Dit broze bestaan

logoIdW

 

‘Het is niet anders.’ Als ik deze verzuchting ergens hoor, zou de theoloog in mij daar liefst iets aan toevoegen. Als mens leer ik het soms stilzwijgend te beamen. Willem Maarten Dekker wil in zijn boek Dit broze bestaan. Over het geloof in God de Schepper[1] laten zien hoe de God van de Bijbel de schepper is van precies dát kwetsbare menszijn dat wij hier en nu meemaken. Toch blijft bij het lezen van de stuk voor stuk prikkelende hoofdstukken de vraag hangen of God als Schepper, tot op de dag van vandaag en morgen, nu juist niet alles ánders aan het maken is dan het nu eenmaal is. En moet dat ons in ons aardse bestaan niet hoopvoller en idealistischer maken dan de schrijver voor mogelijk houdt?

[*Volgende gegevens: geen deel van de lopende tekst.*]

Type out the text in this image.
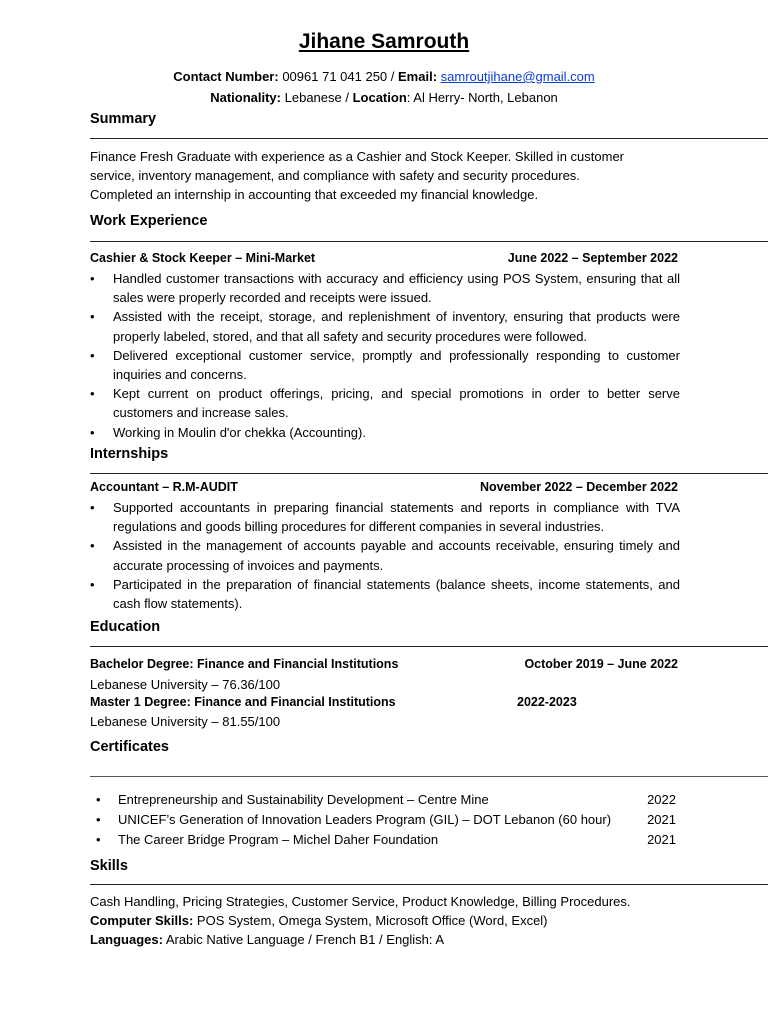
Jihane Samrouth
Contact Number: 00961 71 041 250 / Email: samroutjihane@gmail.com
Nationality: Lebanese / Location: Al Herry- North, Lebanon
Summary
Finance Fresh Graduate with experience as a Cashier and Stock Keeper. Skilled in customer
service, inventory management, and compliance with safety and security procedures.
Completed an internship in accounting that exceeded my financial knowledge.
Work Experience
Cashier & Stock Keeper – Mini-Market	June 2022 – September 2022
• Handled customer transactions with accuracy and efficiency using POS System, ensuring that all sales were properly recorded and receipts were issued.
• Assisted with the receipt, storage, and replenishment of inventory, ensuring that products were properly labeled, stored, and that all safety and security procedures were followed.
• Delivered exceptional customer service, promptly and professionally responding to customer inquiries and concerns.
• Kept current on product offerings, pricing, and special promotions in order to better serve customers and increase sales.
• Working in Moulin d'or chekka (Accounting).
Internships
Accountant – R.M-AUDIT	November 2022 – December 2022
• Supported accountants in preparing financial statements and reports in compliance with TVA regulations and goods billing procedures for different companies in several industries.
• Assisted in the management of accounts payable and accounts receivable, ensuring timely and accurate processing of invoices and payments.
• Participated in the preparation of financial statements (balance sheets, income statements, and cash flow statements).
Education
Bachelor Degree: Finance and Financial Institutions	October 2019 – June 2022
Lebanese University – 76.36/100
Master 1 Degree: Finance and Financial Institutions	2022-2023
Lebanese University – 81.55/100
Certificates
• Entrepreneurship and Sustainability Development – Centre Mine	2022
• UNICEF’s Generation of Innovation Leaders Program (GIL) – DOT Lebanon (60 hour)	2021
• The Career Bridge Program – Michel Daher Foundation	2021
Skills
Cash Handling, Pricing Strategies, Customer Service, Product Knowledge, Billing Procedures.
Computer Skills: POS System, Omega System, Microsoft Office (Word, Excel)
Languages: Arabic Native Language / French B1 / English: A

De goede & kwetsbare schepping

Dit boek is bedoeld als een eigentijdse, fragmentarische scheppingsleer. Vanuit verschillende bijbelse en systematische, culturele en maatschappelijke invalshoeken laat Dekker ‘dit broze bestaan’ (Ad den Besten, Liedboek 920), met zijn lichte én donkere kanten, oplichten als Gods voortdurende, scheppende werkzaamheid. Hij verkent grondig het terrein van de schepping, dat veel theologen vanaf de 20e eeuw braak hebben laten liggen, en vraagt als (post)modern mens letterlijk door tot op de ‘bodem’. Zijn vaak tegendraadse bijbels-theologische argumentatie roept om verdere theologische doordenking en praktische toepassing, bijvoorbeeld in de Nederlandse samenleving van vandaag. Voor dat laatste geeft Dekker in zijn slothoofdstuk een aantal voorzetten. Vanuit zijn scheppingstheologische waardering van het ‘bestaande’ vraagt hij begrip voor de ‘verlieservaringen’ van volksgenoten, als gevolg van verstedelijking, multiculturaliteit en globalisering.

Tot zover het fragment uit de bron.